The accountability philosophy centers on personal ownership. When operations mines the wrong area over a weekend, the leadership response should not blame the team but ask what communication failures allowed it to happen. This ownership mentality eliminates excuses and creates genuine cross-departmental cooperation.

Automation Benefits and Challenges

Automation brings significant advantages but introduces new risks. The primary challenge is personnel complacency. As systems become more automated, people pay less attention, and problems that automation continues adapting to can be run into the ground before anyone notices.

Effective automation removes manual tasks without removing human oversight. When shutting down a crusher circuit for metal contamination or blocky rock, automation stops water valves, reagent feeds, and conveyors automatically.
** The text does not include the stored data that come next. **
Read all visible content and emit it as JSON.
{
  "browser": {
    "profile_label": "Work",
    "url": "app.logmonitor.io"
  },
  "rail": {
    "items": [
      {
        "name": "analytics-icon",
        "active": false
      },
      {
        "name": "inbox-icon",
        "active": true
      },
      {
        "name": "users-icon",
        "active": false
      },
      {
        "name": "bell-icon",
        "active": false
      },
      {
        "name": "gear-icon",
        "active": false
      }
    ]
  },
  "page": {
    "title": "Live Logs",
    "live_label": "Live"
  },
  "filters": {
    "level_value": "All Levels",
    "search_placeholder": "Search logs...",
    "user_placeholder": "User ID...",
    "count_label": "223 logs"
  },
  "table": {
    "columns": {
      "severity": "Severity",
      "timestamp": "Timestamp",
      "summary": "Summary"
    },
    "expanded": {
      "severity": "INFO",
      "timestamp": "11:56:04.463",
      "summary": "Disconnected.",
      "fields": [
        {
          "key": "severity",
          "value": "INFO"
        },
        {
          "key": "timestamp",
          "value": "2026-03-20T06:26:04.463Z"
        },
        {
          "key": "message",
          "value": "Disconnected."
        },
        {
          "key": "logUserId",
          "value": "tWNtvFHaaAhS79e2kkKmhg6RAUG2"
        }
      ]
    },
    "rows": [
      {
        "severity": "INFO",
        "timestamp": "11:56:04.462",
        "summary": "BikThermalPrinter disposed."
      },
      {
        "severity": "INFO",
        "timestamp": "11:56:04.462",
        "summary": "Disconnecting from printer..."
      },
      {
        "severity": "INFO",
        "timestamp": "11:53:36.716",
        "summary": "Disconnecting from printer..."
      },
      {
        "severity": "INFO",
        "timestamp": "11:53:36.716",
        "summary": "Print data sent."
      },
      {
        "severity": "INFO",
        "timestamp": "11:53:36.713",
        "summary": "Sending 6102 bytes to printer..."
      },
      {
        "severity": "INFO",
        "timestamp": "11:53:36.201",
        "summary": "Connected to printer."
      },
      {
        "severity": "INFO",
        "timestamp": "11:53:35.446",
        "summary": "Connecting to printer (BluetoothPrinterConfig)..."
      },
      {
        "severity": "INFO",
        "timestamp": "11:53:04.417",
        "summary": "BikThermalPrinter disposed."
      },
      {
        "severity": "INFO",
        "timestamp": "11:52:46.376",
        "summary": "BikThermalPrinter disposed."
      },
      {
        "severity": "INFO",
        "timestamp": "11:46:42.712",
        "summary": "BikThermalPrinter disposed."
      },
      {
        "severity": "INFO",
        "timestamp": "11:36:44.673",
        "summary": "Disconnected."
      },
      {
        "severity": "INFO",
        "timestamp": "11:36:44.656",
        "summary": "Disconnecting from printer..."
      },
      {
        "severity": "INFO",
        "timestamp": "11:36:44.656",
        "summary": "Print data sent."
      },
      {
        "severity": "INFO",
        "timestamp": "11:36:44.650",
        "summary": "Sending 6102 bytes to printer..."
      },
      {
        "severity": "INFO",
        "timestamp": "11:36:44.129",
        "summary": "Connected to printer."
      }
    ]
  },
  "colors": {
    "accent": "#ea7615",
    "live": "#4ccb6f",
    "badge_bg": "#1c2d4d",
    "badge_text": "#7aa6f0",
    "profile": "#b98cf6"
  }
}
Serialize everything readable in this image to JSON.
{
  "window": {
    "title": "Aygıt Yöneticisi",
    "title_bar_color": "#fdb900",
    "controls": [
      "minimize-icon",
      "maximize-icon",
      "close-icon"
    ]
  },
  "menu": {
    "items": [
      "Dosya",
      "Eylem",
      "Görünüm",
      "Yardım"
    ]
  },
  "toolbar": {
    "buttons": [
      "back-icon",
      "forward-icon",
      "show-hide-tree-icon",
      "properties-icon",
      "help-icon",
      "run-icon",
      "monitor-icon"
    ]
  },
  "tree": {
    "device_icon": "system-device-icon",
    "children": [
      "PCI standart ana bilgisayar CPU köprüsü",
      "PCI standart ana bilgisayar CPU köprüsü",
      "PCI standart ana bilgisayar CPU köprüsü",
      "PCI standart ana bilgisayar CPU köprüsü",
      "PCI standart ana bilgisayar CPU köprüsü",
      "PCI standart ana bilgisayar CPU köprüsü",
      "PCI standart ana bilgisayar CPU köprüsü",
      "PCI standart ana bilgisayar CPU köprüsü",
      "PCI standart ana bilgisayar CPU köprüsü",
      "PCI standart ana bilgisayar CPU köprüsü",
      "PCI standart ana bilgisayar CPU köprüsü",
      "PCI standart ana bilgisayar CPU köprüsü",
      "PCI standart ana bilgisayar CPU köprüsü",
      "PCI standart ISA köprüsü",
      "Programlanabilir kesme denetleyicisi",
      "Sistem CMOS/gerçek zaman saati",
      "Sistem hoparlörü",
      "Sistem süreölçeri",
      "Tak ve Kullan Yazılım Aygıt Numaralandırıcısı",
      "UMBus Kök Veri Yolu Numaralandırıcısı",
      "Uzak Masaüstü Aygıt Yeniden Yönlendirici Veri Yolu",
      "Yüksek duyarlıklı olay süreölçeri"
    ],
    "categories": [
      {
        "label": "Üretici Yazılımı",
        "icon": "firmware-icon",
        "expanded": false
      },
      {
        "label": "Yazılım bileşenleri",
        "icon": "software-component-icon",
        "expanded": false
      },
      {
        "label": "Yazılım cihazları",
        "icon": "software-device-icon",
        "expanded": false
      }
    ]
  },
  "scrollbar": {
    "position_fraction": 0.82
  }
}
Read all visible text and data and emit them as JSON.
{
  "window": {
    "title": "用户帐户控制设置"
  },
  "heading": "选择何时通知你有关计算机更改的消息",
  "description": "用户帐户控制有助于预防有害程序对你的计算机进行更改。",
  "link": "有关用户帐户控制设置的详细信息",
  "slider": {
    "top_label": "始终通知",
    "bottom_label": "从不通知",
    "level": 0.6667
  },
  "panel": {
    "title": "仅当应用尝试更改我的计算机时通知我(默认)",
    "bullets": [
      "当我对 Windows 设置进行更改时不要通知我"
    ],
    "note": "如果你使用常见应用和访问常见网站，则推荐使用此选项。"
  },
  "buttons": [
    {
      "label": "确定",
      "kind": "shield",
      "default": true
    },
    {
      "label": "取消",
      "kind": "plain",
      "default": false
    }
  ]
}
When the system restarts, everything comes back online together. But like auto headlights that fail to turn on, automated systems that malfunction while operators are complacent create serious issues.

The refinery exemplifies well-implemented automation. Pumps, flows, and monitoring run autonomously, but when complications arise – de-scaling needs or clarifier cleaning – the system alerts personnel who can switch to manual mode and address issues directly.

Leadership in Complex Mining Systems

Managing interconnected mining systems relies less on specific tools than on balancing people and resources together. Operations must focus beyond tonnage to include product quality, process coordination, and maintenance scheduling. Equipment run without maintenance cooperation creates larger downstream problems.

The most common leadership mistake is isolating departments as independent teams with separate bonus structures. When departments only care about their own metrics, competing goals prevent site-wide optimization.

Skills for the Future of Mining

Future mining engineers need software adaptability and comfort with emerging technologies like AI, which shows promise in surveying and drill blast design. Out-of-the-box thinking that moves beyond traditional methods will separate effective engineers from those limited by past practices.

However, core engineering principles remain essential. Over-dependence on computer-generated information removes fundamental thinking from the process. Computers design impressive solutions, but without someone understanding the original goals and watching over the output, automated systems can drift significantly off track. Balancing technological capability with foundational engineering knowledge defines the skill set that will drive mining’s future.